Georgi,
okay, I've had my coffee ration and cigarettes. So I'll get back to you about reference frames;
Let's demystify. Yes, Al made a big splash in '05, maybe like when Apple unveiled the 'smart phone', but more for the photo-electric effect and e=mc^2 because that was where the bucks were in industry. But in the hard sciences, SR solved a problem that had progressively become urgent in the preceeding 48 years. Maxwell had blown the doors off Newton's coupe in 1867, by answering the hows and whys of chemistry and physics when chemistry ruled the roost. And swung wide the doors of astronomy which was always in the lead in mathematics. He was opaque, but not like Newton, simply consumed in his work. His students interpreted his theoretical results and he quickly became THE 'Inconvenient Truth' of the Newtonian, absolute predeterminism Age. Because, at every day speeds and distances, the constancy of light velocity was negligible to computational results. But over long terms and extrapolated to vast distances, the time parameter and distance parameter would analytically diverge to an unacceptable degree. But Newton was King of gravity and his theory of light allowed "v+c" which Maxwell's results refuted. And chemists had found a unification with physics in Maxwell because it showed that chemical reactions were predictable and stable due to that 'c' difference, and that chemical reactions of all sort could be understood as an electro-magnetic exchange of energy. C had to be constant everywhere for anything to work anywhere. Something had to give. And that something was what Einstein set out to find.
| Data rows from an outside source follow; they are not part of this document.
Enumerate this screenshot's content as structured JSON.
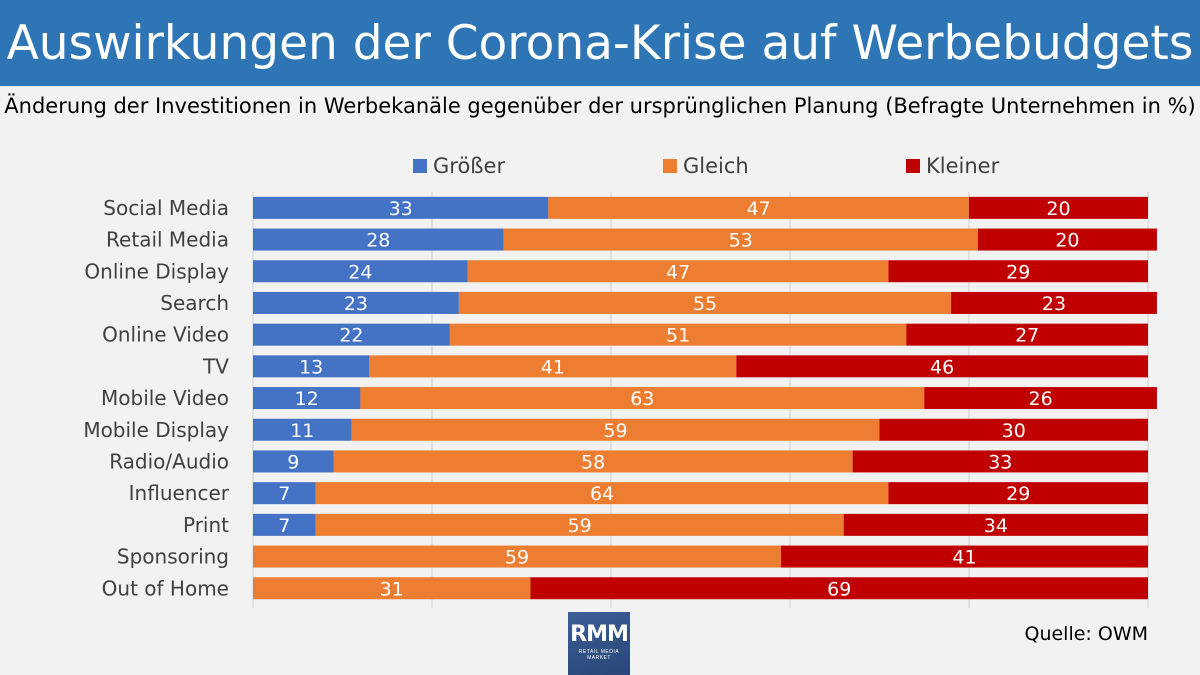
{
  "header": {
    "title": "Auswirkungen der Corona-Krise auf Werbebudgets",
    "subtitle": "Änderung der Investitionen in Werbekanäle gegenüber der ursprünglichen Planung (Befragte Unternehmen in %)"
  },
  "source": "Quelle: OWM",
  "logo": {
    "mark": "RMM",
    "sub": "RETAIL MEDIA MARKET"
  },
  "colors": {
    "groesser": "#4472c4",
    "gleich": "#ed7d31",
    "kleiner": "#c00000"
  },
  "chart_data": {
    "type": "bar",
    "orientation": "horizontal",
    "stacked": true,
    "categories": [
      "Social Media",
      "Retail Media",
      "Online Display",
      "Search",
      "Online Video",
      "TV",
      "Mobile Video",
      "Mobile Display",
      "Radio/Audio",
      "Influencer",
      "Print",
      "Sponsoring",
      "Out of Home"
    ],
    "series": [
      {
        "name": "Größer",
        "color": "#4472c4",
        "values": [
          33,
          28,
          24,
          23,
          22,
          13,
          12,
          11,
          9,
          7,
          7,
          0,
          0
        ]
      },
      {
        "name": "Gleich",
        "color": "#ed7d31",
        "values": [
          47,
          53,
          47,
          55,
          51,
          41,
          63,
          59,
          58,
          64,
          59,
          59,
          31
        ]
      },
      {
        "name": "Kleiner",
        "color": "#c00000",
        "values": [
          20,
          20,
          29,
          23,
          27,
          46,
          26,
          30,
          33,
          29,
          34,
          41,
          69
        ]
      }
    ],
    "xlim": [
      0,
      100
    ],
    "grid": true,
    "legend": "top",
    "data_labels": true
  }
}
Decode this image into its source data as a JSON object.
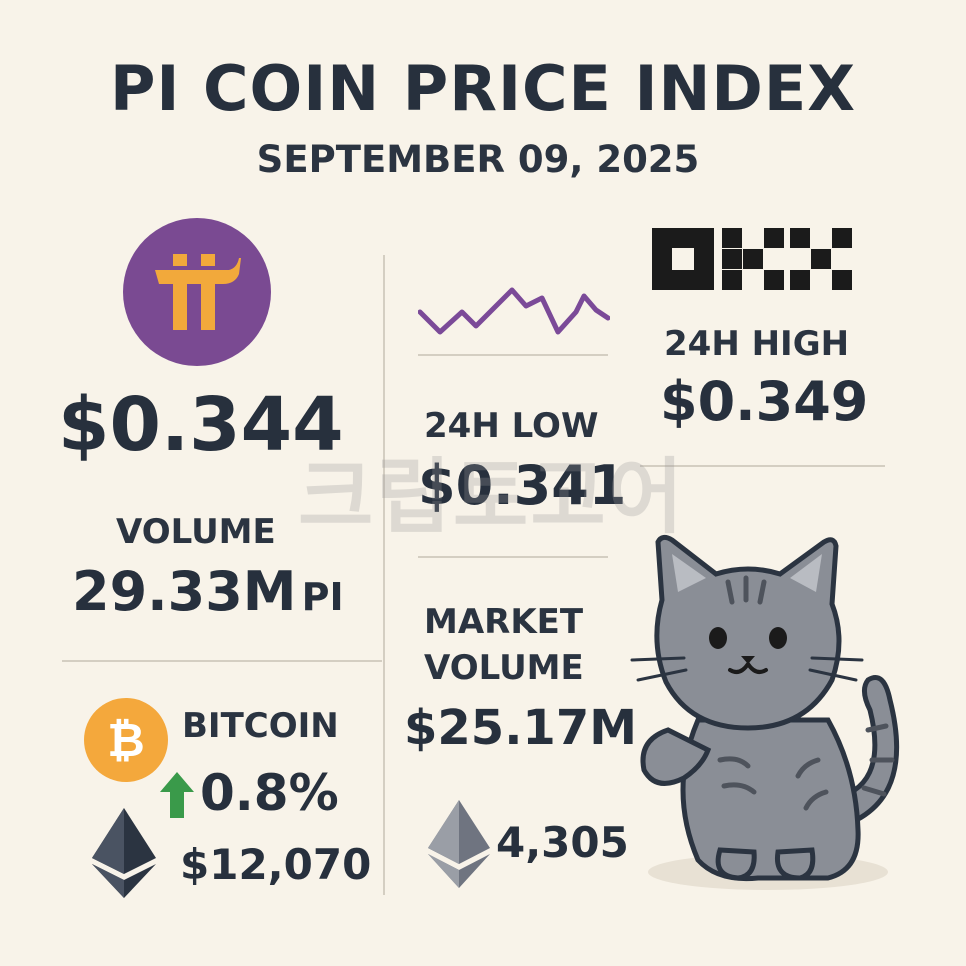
{
  "header": {
    "title": "PI COIN PRICE INDEX",
    "date": "SEPTEMBER 09, 2025"
  },
  "pi": {
    "logo_icon": "pi-network-logo-icon",
    "logo_color": "#7a4a92",
    "logo_glyph": "π",
    "glyph_color": "#f2a93b",
    "price": "$0.344",
    "volume_label": "VOLUME",
    "volume_value": "29.33M",
    "volume_unit": "PI"
  },
  "exchange": {
    "logo_icon": "okx-logo-icon",
    "high_label": "24H HIGH",
    "high_value": "$0.349",
    "low_label": "24H LOW",
    "low_value": "$0.341",
    "sparkline_icon": "sparkline-icon",
    "sparkline_color": "#7b4a98"
  },
  "market": {
    "label_line1": "MARKET",
    "label_line2": "VOLUME",
    "value": "$25.17M"
  },
  "bitcoin": {
    "icon": "bitcoin-icon",
    "icon_color": "#f4a83c",
    "label": "BITCOIN",
    "change_icon": "up-arrow-icon",
    "change_color": "#3a9a4a",
    "change": "0.8%"
  },
  "ethereum": {
    "icon": "ethereum-icon",
    "price": "$12,070",
    "right_icon": "ethereum-icon",
    "right_value": "4,305"
  },
  "mascot": {
    "icon": "cat-mascot-icon"
  },
  "watermark": {
    "text": "크립토고어"
  }
}
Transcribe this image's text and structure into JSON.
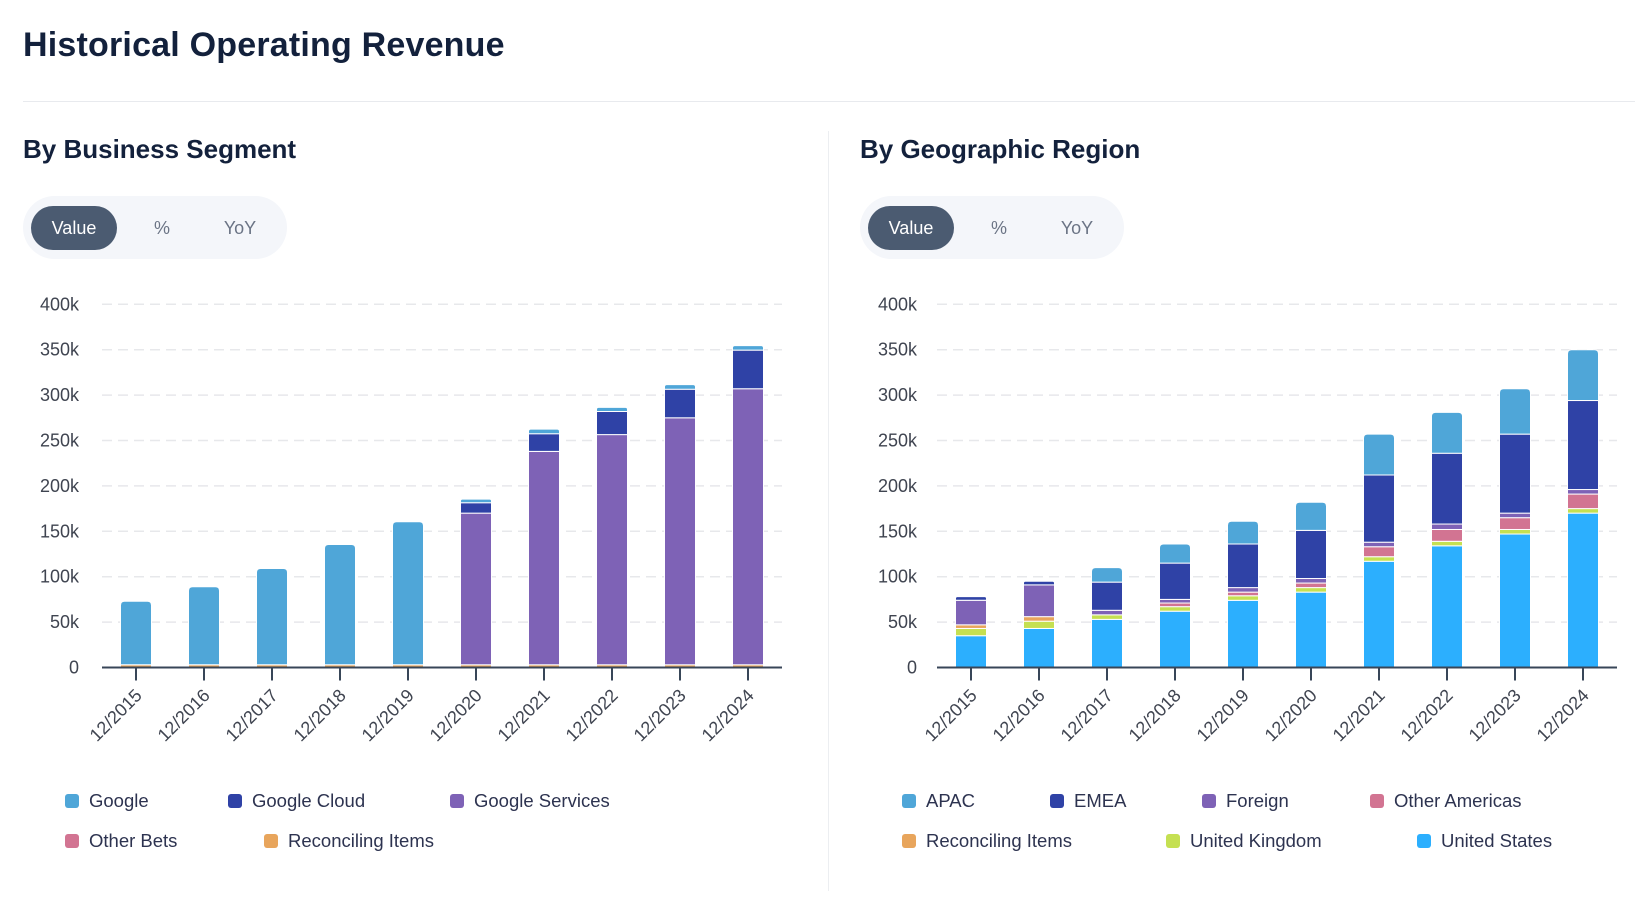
{
  "page": {
    "title": "Historical Operating Revenue"
  },
  "panels": [
    {
      "heading": "By Business Segment",
      "toggle": {
        "options": [
          "Value",
          "%",
          "YoY"
        ],
        "active": "Value"
      }
    },
    {
      "heading": "By Geographic Region",
      "toggle": {
        "options": [
          "Value",
          "%",
          "YoY"
        ],
        "active": "Value"
      }
    }
  ],
  "chart_data": [
    {
      "type": "bar",
      "stacked": true,
      "title": "By Business Segment",
      "xlabel": "",
      "ylabel": "",
      "unit": "k",
      "categories": [
        "12/2015",
        "12/2016",
        "12/2017",
        "12/2018",
        "12/2019",
        "12/2020",
        "12/2021",
        "12/2022",
        "12/2023",
        "12/2024"
      ],
      "yticks": [
        0,
        50,
        100,
        150,
        200,
        250,
        300,
        350,
        400
      ],
      "ytick_labels": [
        "0",
        "50k",
        "100k",
        "150k",
        "200k",
        "250k",
        "300k",
        "350k",
        "400k"
      ],
      "ylim": [
        0,
        400
      ],
      "grid": true,
      "legend_position": "bottom",
      "series": [
        {
          "name": "Google",
          "color": "#4fa6d8",
          "values": [
            70,
            86,
            106,
            132.5,
            157.5,
            4,
            5,
            4.5,
            5,
            5
          ]
        },
        {
          "name": "Google Cloud",
          "color": "#2f42a6",
          "values": [
            0,
            0,
            0,
            0,
            0,
            11.5,
            19.5,
            25.5,
            31.5,
            42.5
          ]
        },
        {
          "name": "Google Services",
          "color": "#7e62b6",
          "values": [
            0,
            0,
            0,
            0,
            0,
            167,
            235,
            253.5,
            272,
            304
          ]
        },
        {
          "name": "Other Bets",
          "color": "#d27492",
          "values": [
            0,
            0,
            0,
            0,
            0,
            0,
            0,
            0,
            0,
            0
          ]
        },
        {
          "name": "Reconciling Items",
          "color": "#e8a55c",
          "values": [
            3,
            3,
            3,
            3,
            3,
            3,
            3,
            3,
            3,
            3
          ]
        }
      ]
    },
    {
      "type": "bar",
      "stacked": true,
      "title": "By Geographic Region",
      "xlabel": "",
      "ylabel": "",
      "unit": "k",
      "categories": [
        "12/2015",
        "12/2016",
        "12/2017",
        "12/2018",
        "12/2019",
        "12/2020",
        "12/2021",
        "12/2022",
        "12/2023",
        "12/2024"
      ],
      "yticks": [
        0,
        50,
        100,
        150,
        200,
        250,
        300,
        350,
        400
      ],
      "ytick_labels": [
        "0",
        "50k",
        "100k",
        "150k",
        "200k",
        "250k",
        "300k",
        "350k",
        "400k"
      ],
      "ylim": [
        0,
        400
      ],
      "grid": true,
      "legend_position": "bottom",
      "series": [
        {
          "name": "APAC",
          "color": "#4fa6d8",
          "values": [
            0,
            0,
            16,
            21,
            25,
            31,
            45,
            45,
            50,
            56
          ]
        },
        {
          "name": "EMEA",
          "color": "#2f42a6",
          "values": [
            4,
            4,
            31,
            40,
            48,
            53,
            74,
            78,
            87,
            98
          ]
        },
        {
          "name": "Foreign",
          "color": "#7e62b6",
          "values": [
            27,
            35,
            5,
            4,
            5,
            5,
            5,
            6,
            5,
            5
          ]
        },
        {
          "name": "Other Americas",
          "color": "#d27492",
          "values": [
            0,
            0,
            0,
            4,
            4,
            5,
            11,
            13,
            13,
            16
          ]
        },
        {
          "name": "Reconciling Items",
          "color": "#e8a55c",
          "values": [
            4,
            5,
            0,
            0,
            0,
            0,
            0,
            0,
            0,
            0
          ]
        },
        {
          "name": "United Kingdom",
          "color": "#c5e052",
          "values": [
            8,
            8,
            5,
            5,
            5,
            5,
            5,
            5,
            5,
            5
          ]
        },
        {
          "name": "United States",
          "color": "#2caffe",
          "values": [
            35,
            43,
            53,
            62,
            74,
            83,
            117,
            134,
            147,
            170
          ]
        }
      ]
    }
  ]
}
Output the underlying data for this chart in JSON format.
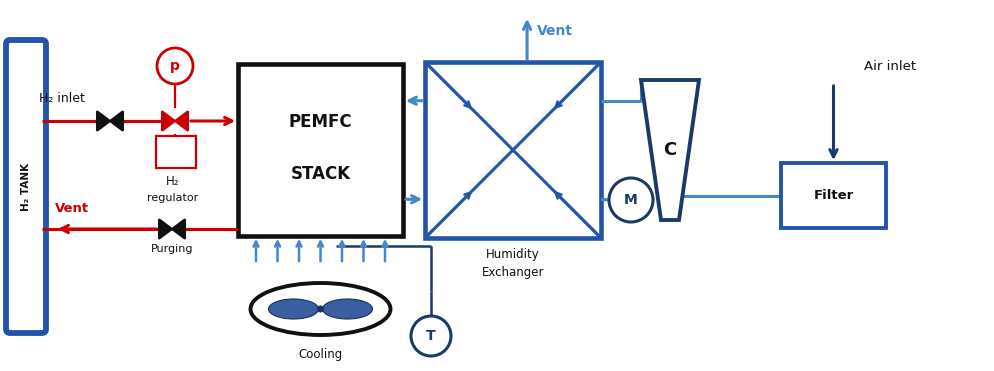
{
  "bg_color": "#ffffff",
  "red": "#cc0000",
  "blue": "#2255aa",
  "light_blue": "#4488cc",
  "dark_blue": "#1a3a6a",
  "black": "#111111",
  "figsize": [
    9.95,
    3.71
  ],
  "dpi": 100,
  "xlim": [
    0,
    9.95
  ],
  "ylim": [
    0,
    3.71
  ]
}
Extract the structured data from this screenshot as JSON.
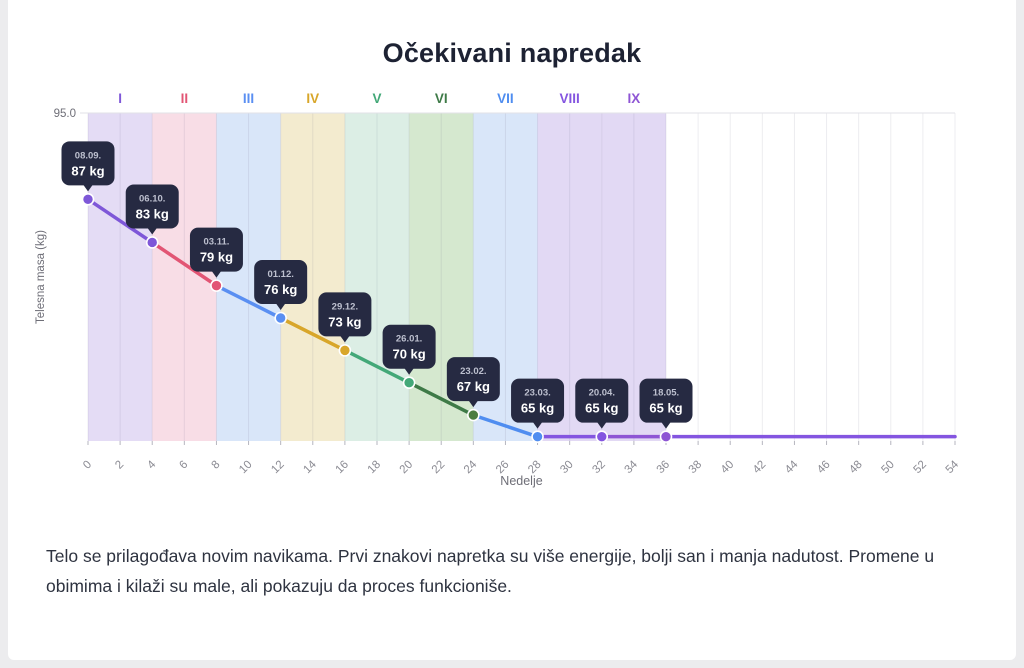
{
  "title": "Očekivani napredak",
  "description": "Telo se prilagođava novim navikama. Prvi znakovi napretka su više energije, bolji san i manja nadutost. Promene u obimima i kilaži su male, ali pokazuju da proces funkcioniše.",
  "chart_data": {
    "type": "line",
    "title": "Očekivani napredak",
    "xlabel": "Nedelje",
    "ylabel": "Telesna masa (kg)",
    "xlim": [
      0,
      54
    ],
    "ylim": [
      64.6,
      95
    ],
    "grid": true,
    "x_ticks": [
      0,
      2,
      4,
      6,
      8,
      10,
      12,
      14,
      16,
      18,
      20,
      22,
      24,
      26,
      28,
      30,
      32,
      34,
      36,
      38,
      40,
      42,
      44,
      46,
      48,
      50,
      52,
      54
    ],
    "y_ticks": [
      {
        "value": 95,
        "label": "95.0"
      }
    ],
    "points": [
      {
        "week": 0,
        "kg": 87,
        "date": "08.09.",
        "weight_label": "87 kg",
        "dot_color": "#7e57d8"
      },
      {
        "week": 4,
        "kg": 83,
        "date": "06.10.",
        "weight_label": "83 kg",
        "dot_color": "#7e57d8"
      },
      {
        "week": 8,
        "kg": 79,
        "date": "03.11.",
        "weight_label": "79 kg",
        "dot_color": "#e25574"
      },
      {
        "week": 12,
        "kg": 76,
        "date": "01.12.",
        "weight_label": "76 kg",
        "dot_color": "#5a8ff2"
      },
      {
        "week": 16,
        "kg": 73,
        "date": "29.12.",
        "weight_label": "73 kg",
        "dot_color": "#d8a62a"
      },
      {
        "week": 20,
        "kg": 70,
        "date": "26.01.",
        "weight_label": "70 kg",
        "dot_color": "#43a878"
      },
      {
        "week": 24,
        "kg": 67,
        "date": "23.02.",
        "weight_label": "67 kg",
        "dot_color": "#4b7d3f"
      },
      {
        "week": 28,
        "kg": 65,
        "date": "23.03.",
        "weight_label": "65 kg",
        "dot_color": "#4f8df0"
      },
      {
        "week": 32,
        "kg": 65,
        "date": "20.04.",
        "weight_label": "65 kg",
        "dot_color": "#8455e0"
      },
      {
        "week": 36,
        "kg": 65,
        "date": "18.05.",
        "weight_label": "65 kg",
        "dot_color": "#8e55d4"
      }
    ],
    "phases": [
      {
        "numeral": "I",
        "start": 0,
        "end": 4,
        "color": "#7e57d8",
        "band_color": "#e4dcf5"
      },
      {
        "numeral": "II",
        "start": 4,
        "end": 8,
        "color": "#e25574",
        "band_color": "#f8dde6"
      },
      {
        "numeral": "III",
        "start": 8,
        "end": 12,
        "color": "#5a8ff2",
        "band_color": "#d9e6f9"
      },
      {
        "numeral": "IV",
        "start": 12,
        "end": 16,
        "color": "#d8a62a",
        "band_color": "#f3ebcf"
      },
      {
        "numeral": "V",
        "start": 16,
        "end": 20,
        "color": "#43a878",
        "band_color": "#dceee5"
      },
      {
        "numeral": "VI",
        "start": 20,
        "end": 24,
        "color": "#3e7a47",
        "band_color": "#d5e8cf"
      },
      {
        "numeral": "VII",
        "start": 24,
        "end": 28,
        "color": "#4f8df0",
        "band_color": "#d9e6f9"
      },
      {
        "numeral": "VIII",
        "start": 28,
        "end": 32,
        "color": "#8455e0",
        "band_color": "#e2d9f4"
      },
      {
        "numeral": "IX",
        "start": 32,
        "end": 36,
        "color": "#8e55d4",
        "band_color": "#e2d9f4"
      }
    ],
    "tail": {
      "to_week": 54,
      "color": "#8455e0"
    },
    "tooltip": {
      "background": "#262a42",
      "date_color": "#bdc0cf",
      "value_color": "#ffffff"
    },
    "legend": "none"
  }
}
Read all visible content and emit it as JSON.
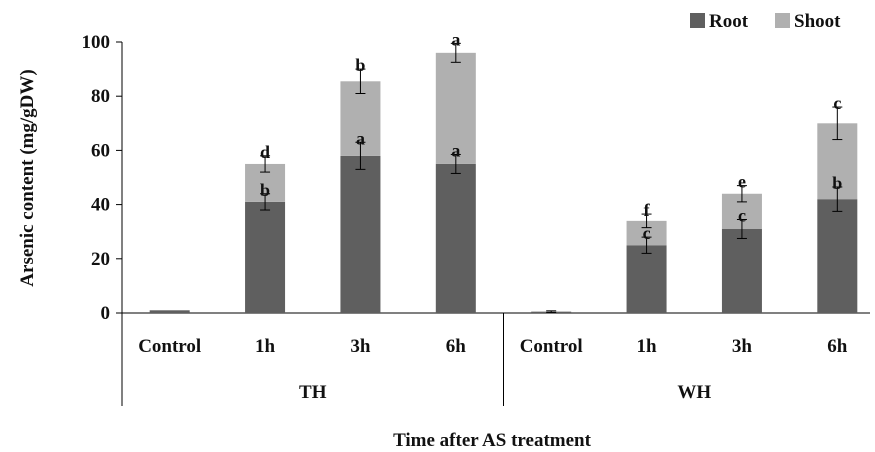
{
  "chart_data": {
    "type": "bar",
    "stacked": true,
    "title": "",
    "xlabel": "Time after AS treatment",
    "ylabel": "Arsenic content (mg/gDW)",
    "ylim": [
      0,
      100
    ],
    "yticks": [
      0,
      20,
      40,
      60,
      80,
      100
    ],
    "grid": false,
    "legend_position": "top-right",
    "groups": [
      "TH",
      "WH"
    ],
    "categories": [
      "Control",
      "1h",
      "3h",
      "6h",
      "Control",
      "1h",
      "3h",
      "6h"
    ],
    "series": [
      {
        "name": "Root",
        "color": "#5f5f5f",
        "values": [
          1,
          41,
          58,
          55,
          0.5,
          25,
          31,
          42
        ],
        "error": [
          0,
          3,
          5,
          3.5,
          0,
          3,
          3.5,
          4.5
        ],
        "letters": [
          "",
          "b",
          "a",
          "a",
          "",
          "c",
          "c",
          "b"
        ]
      },
      {
        "name": "Shoot",
        "color": "#b0b0b0",
        "values": [
          0,
          14,
          27.5,
          41,
          0,
          9,
          13,
          28
        ],
        "error": [
          0,
          3,
          4.5,
          3.5,
          0.3,
          2.5,
          3,
          6
        ],
        "letters": [
          "",
          "d",
          "b",
          "a",
          "",
          "f",
          "e",
          "c"
        ]
      }
    ]
  }
}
The reference frame of the observer is arbitrarily assigned a 'rest position', the invariance of electromagnetic induction elsewhere moving at a constant velocity relative to the observer, is maintained by a co-efficiency of that velocity difference and the effects of velocity on the reactivity to induction by (say) the molten lava spewing forth on a distant rocky planet, or the photosynthesis of your salad greens. He didn't invent SR, he solved it. And what he found was that for light velocity to be constant relative to anything and everything, space and/or time had to give a little back. How you allocate your qualifications to that, I really can't say. Good Luck.